Ce dernier estime que les recommandations de l’économiste italien sont faites au détriment des entreprises, des administrations publiques et des consommateurs. Le Bureau européen des unions de consommateurs (BEUC) partage ces craintes et estime qu’il est peu probable que la consolidation permette de maintenir les prix au même niveau pour les consommateurs.

« Ce n’est pas en augmentant le pouvoir des grands groupes que les entreprises deviennent plus compétitives au niveau mondial », note Agustín Reyna, directeur général du BEUC.

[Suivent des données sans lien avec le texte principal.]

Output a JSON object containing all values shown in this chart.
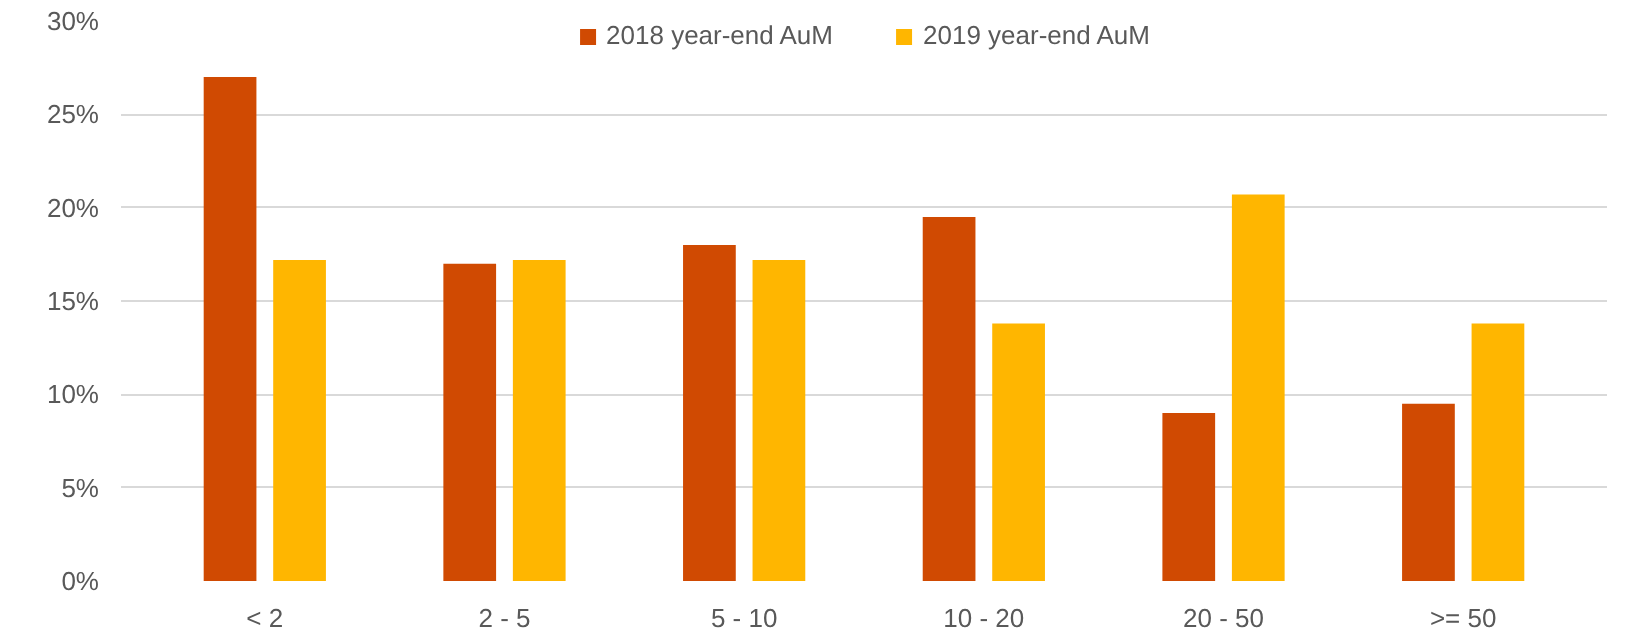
{
  "chart_data": {
    "type": "bar",
    "categories": [
      "< 2",
      "2 - 5",
      "5 - 10",
      "10 - 20",
      "20 - 50",
      ">= 50"
    ],
    "series": [
      {
        "name": "2018 year-end AuM",
        "color": "#d04a02",
        "values": [
          27,
          17,
          18,
          19.5,
          9,
          9.5
        ]
      },
      {
        "name": "2019 year-end AuM",
        "color": "#ffb600",
        "values": [
          17.2,
          17.2,
          17.2,
          13.8,
          20.7,
          13.8
        ]
      }
    ],
    "ylim": [
      0,
      30
    ],
    "yticks": [
      {
        "value": 0,
        "label": "0%"
      },
      {
        "value": 5,
        "label": "5%"
      },
      {
        "value": 10,
        "label": "10%"
      },
      {
        "value": 15,
        "label": "15%"
      },
      {
        "value": 20,
        "label": "20%"
      },
      {
        "value": 25,
        "label": "25%"
      },
      {
        "value": 30,
        "label": "30%"
      }
    ],
    "grid": "y",
    "legend": "top"
  }
}
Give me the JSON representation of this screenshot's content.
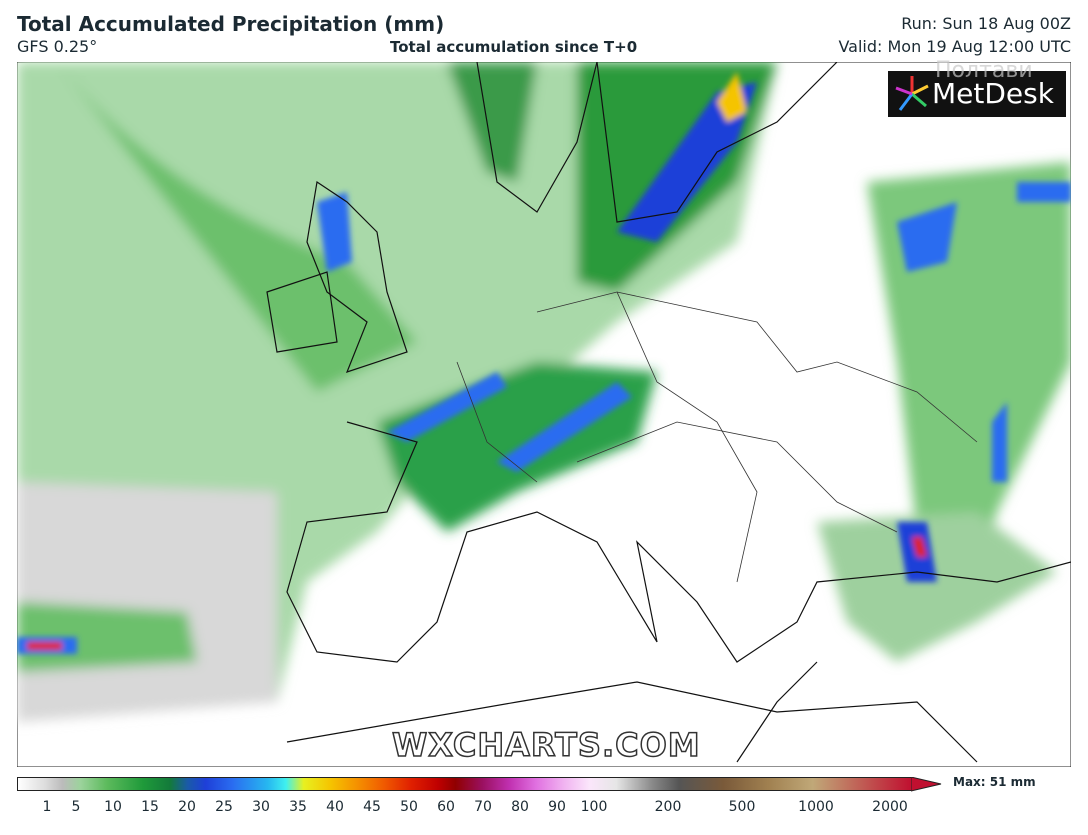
{
  "header": {
    "title": "Total Accumulated Precipitation (mm)",
    "model": "GFS 0.25°",
    "subtitle": "Total accumulation since T+0",
    "run": "Run: Sun 18 Aug 00Z",
    "valid": "Valid: Mon 19 Aug 12:00 UTC"
  },
  "map": {
    "watermark": "WXCHARTS.COM",
    "logo": "MetDesk",
    "overlay_text": "Полтави"
  },
  "legend": {
    "ticks": [
      1,
      5,
      10,
      15,
      20,
      25,
      30,
      35,
      40,
      45,
      50,
      60,
      70,
      80,
      90,
      100,
      200,
      500,
      1000,
      2000
    ],
    "max": "Max: 51 mm"
  }
}
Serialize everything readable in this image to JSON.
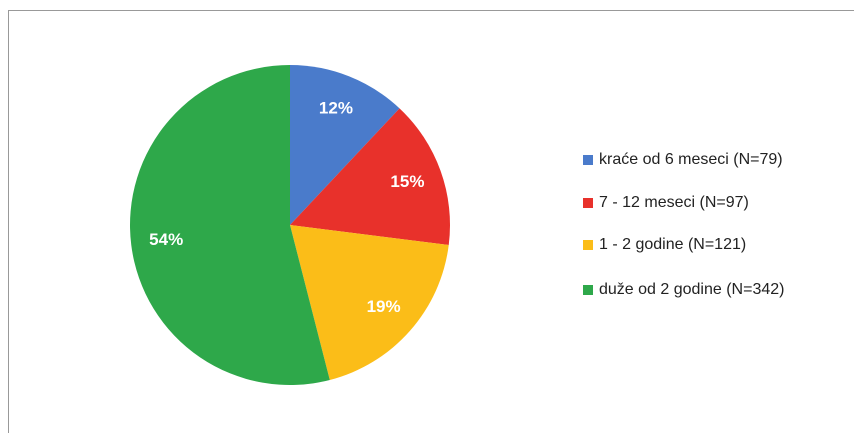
{
  "chart_data": {
    "type": "pie",
    "categories": [
      "kraće od 6 meseci (N=79)",
      "7 - 12 meseci (N=97)",
      "1 - 2 godine (N=121)",
      "duže od 2 godine (N=342)"
    ],
    "values": [
      12,
      15,
      19,
      54
    ],
    "value_labels": [
      "12%",
      "15%",
      "19%",
      "54%"
    ],
    "colors": [
      "#4a7bcb",
      "#e8312b",
      "#fbbd18",
      "#2ea84a"
    ],
    "legend": "right"
  }
}
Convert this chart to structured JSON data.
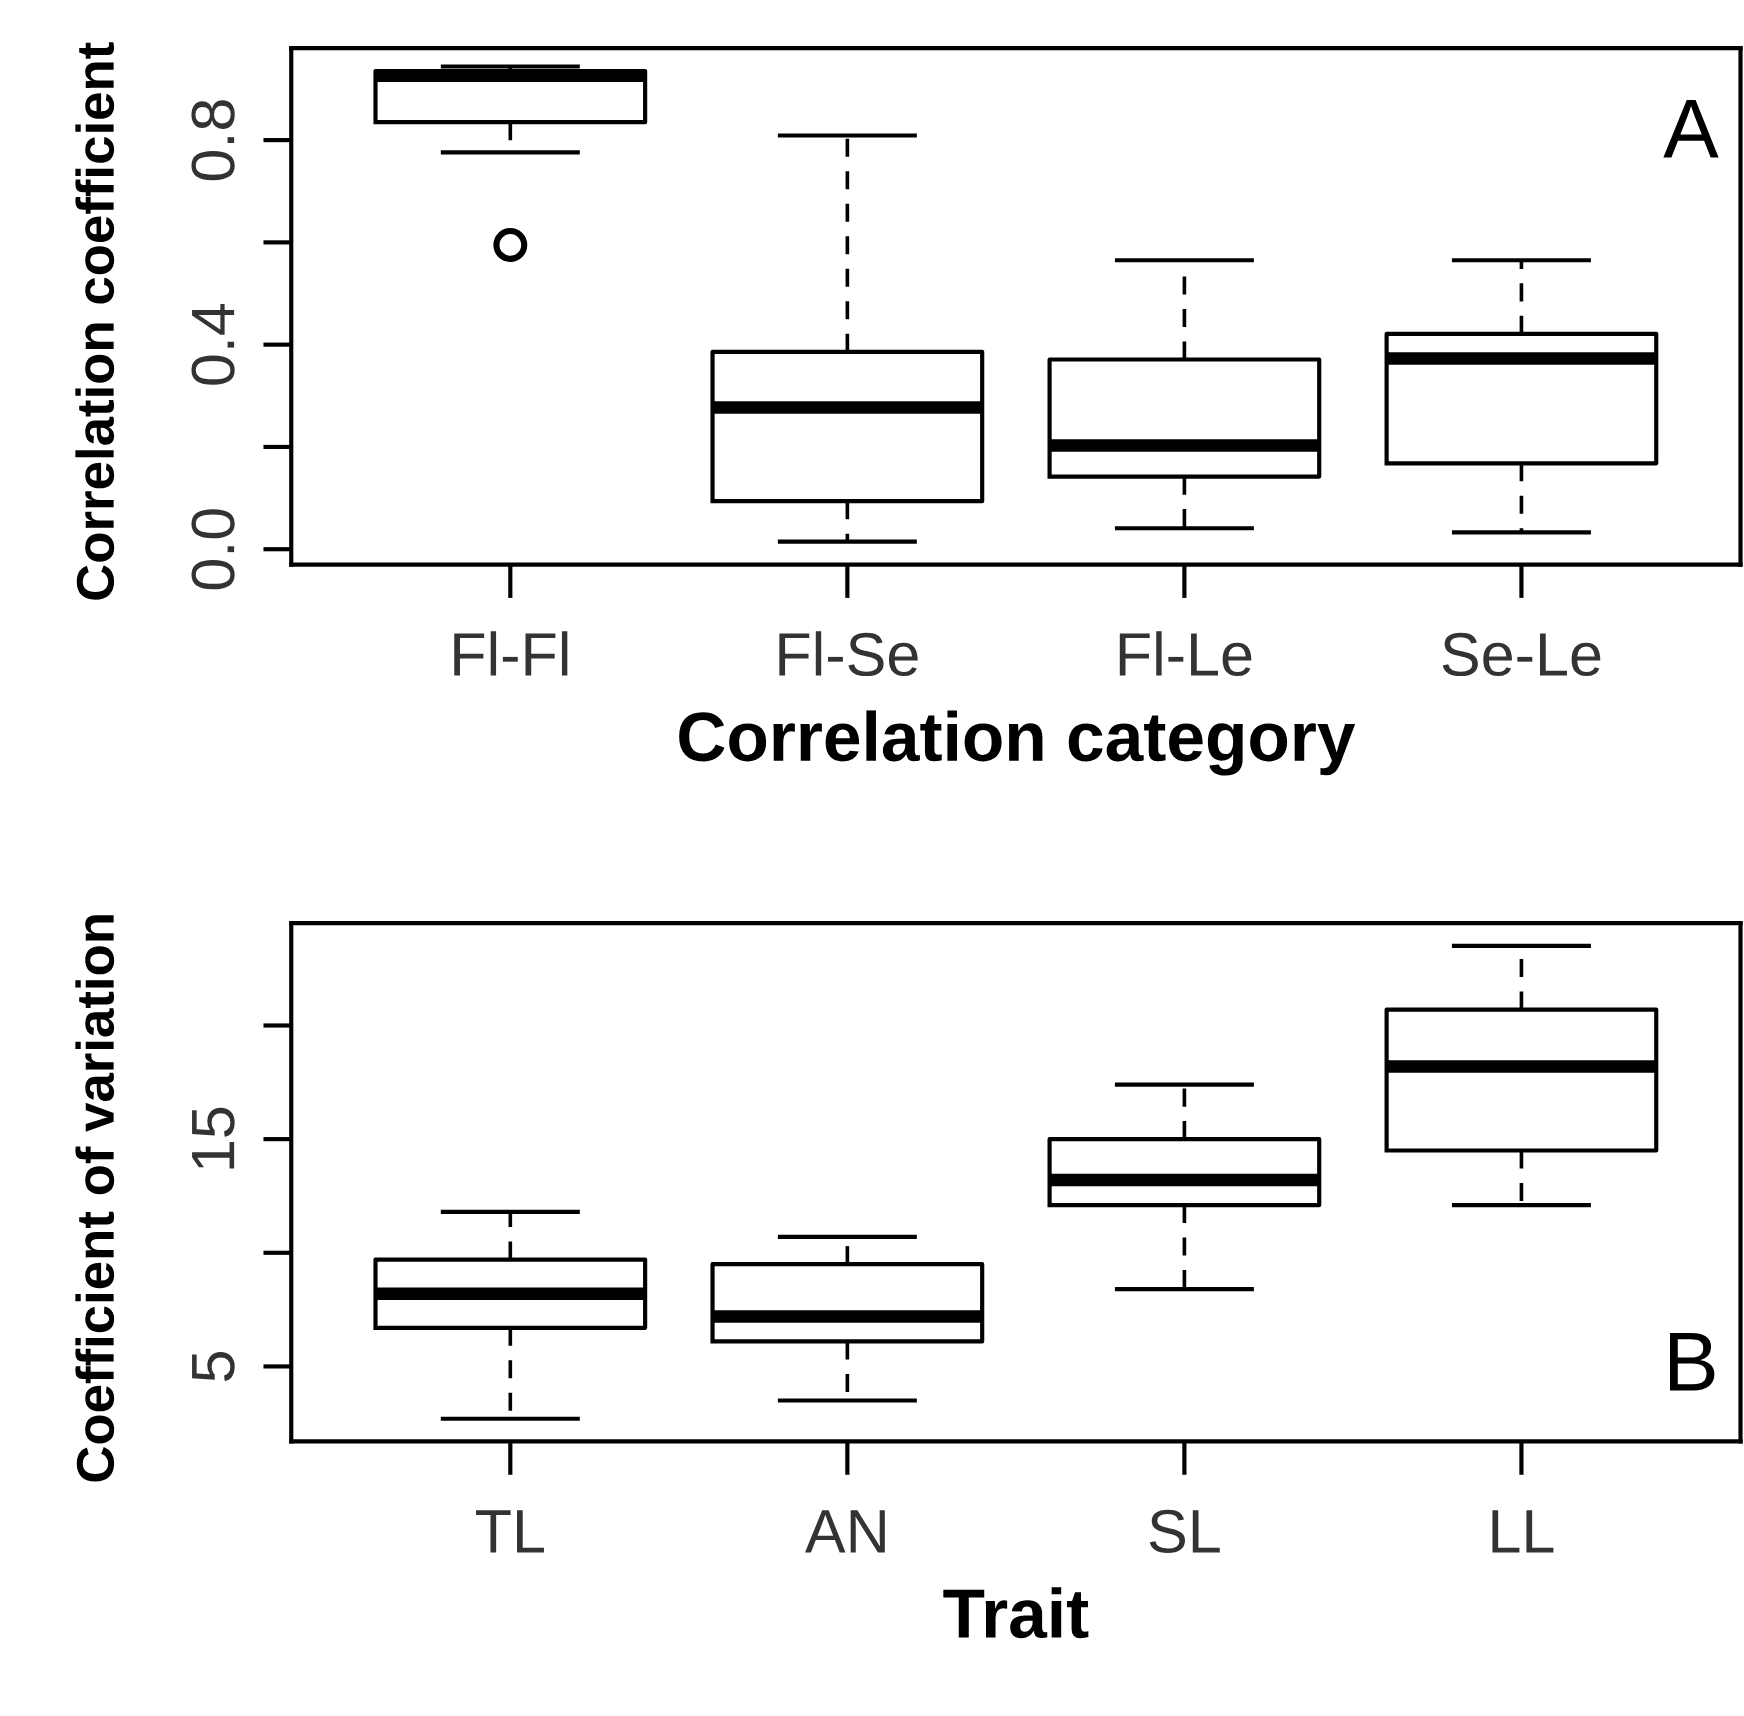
{
  "chart_data": [
    {
      "type": "box",
      "ylabel": "Correlation coefficient",
      "xlabel": "Correlation category",
      "categories": [
        "Fl-Fl",
        "Fl-Se",
        "Fl-Le",
        "Se-Le"
      ],
      "boxes": [
        {
          "low": 0.776,
          "q1": 0.835,
          "median": 0.926,
          "q3": 0.935,
          "high": 0.944,
          "outliers": [
            0.595
          ]
        },
        {
          "low": 0.015,
          "q1": 0.094,
          "median": 0.277,
          "q3": 0.386,
          "high": 0.809
        },
        {
          "low": 0.041,
          "q1": 0.142,
          "median": 0.203,
          "q3": 0.371,
          "high": 0.565
        },
        {
          "low": 0.033,
          "q1": 0.168,
          "median": 0.373,
          "q3": 0.421,
          "high": 0.565
        }
      ],
      "ylim": [
        -0.03,
        0.98
      ],
      "yticks": [
        {
          "value": 0,
          "label": "0.0"
        },
        {
          "value": 0.2,
          "label": null
        },
        {
          "value": 0.4,
          "label": "0.4"
        },
        {
          "value": 0.6,
          "label": null
        },
        {
          "value": 0.8,
          "label": "0.8"
        }
      ],
      "annotations": [
        "A"
      ],
      "grid": false
    },
    {
      "type": "box",
      "ylabel": "Coefficient of variation",
      "xlabel": "Trait",
      "categories": [
        "TL",
        "AN",
        "SL",
        "LL"
      ],
      "boxes": [
        {
          "low": 2.7,
          "q1": 6.7,
          "median": 8.2,
          "q3": 9.7,
          "high": 11.8
        },
        {
          "low": 3.5,
          "q1": 6.1,
          "median": 7.2,
          "q3": 9.5,
          "high": 10.7
        },
        {
          "low": 8.4,
          "q1": 12.1,
          "median": 13.2,
          "q3": 15.0,
          "high": 17.4
        },
        {
          "low": 12.1,
          "q1": 14.5,
          "median": 18.2,
          "q3": 20.7,
          "high": 23.5
        }
      ],
      "ylim": [
        1.7,
        24.5
      ],
      "yticks": [
        {
          "value": 5,
          "label": "5"
        },
        {
          "value": 10,
          "label": null
        },
        {
          "value": 15,
          "label": "15"
        },
        {
          "value": 20,
          "label": null
        }
      ],
      "annotations": [
        "B"
      ],
      "grid": false
    }
  ]
}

« L’assouplissement des règles de concurrence de l’UE pour les opérateurs de télécommunications ne conduirait pas à plus d’investissements dans les infrastructures de réseau », explique encore à Euractiv Daniel Friedlander, premier vice-président de CCIA Europe.

CCIA Europe représente, entre autres, Amazon, Apple, Google, Meta et Intel.

Réagissant à l’apparente prise de position de Mario Draghi en faveur des opérateurs de télécommunications sur le principe de l’émetteur-payeur, qui obligerait les grandes entreprises technologiques américaines à contribuer aux investissements dans les réseaux d’infrastructures de télécommunications, Daniel Friedlaender précise que ce rapport « n’est que du réchauffé. [Il est] très similaire à ce que les lobbyistes des grandes entreprises de télécommunications et le commissaire [européen Thierry] Breton ont affirmé ces dernières années. Il n’y a toujours pas de justification à cela ».

Guido Lobrano, directeur général pour l’Europe du Conseil de l’industrie de l’information et de la technologie, un autre groupe de pression des grandes entreprises technologiques, a affirmé qu’une telle « obligation de partage des coûts […] ne renforcerait pas la compétitivité de l’UE et ralentirait les entreprises innovantes ».

À l’heure actuelle, on ignore qui reprendra le portefeuille du numérique à la Commission. Parmi les candidats évoqués, l’ancienne eurodéputée finlandaise Henna Virkkunen (Parti populaire européen) ou le commissaire français en charge du Marché unique Thierry Breton (Renew).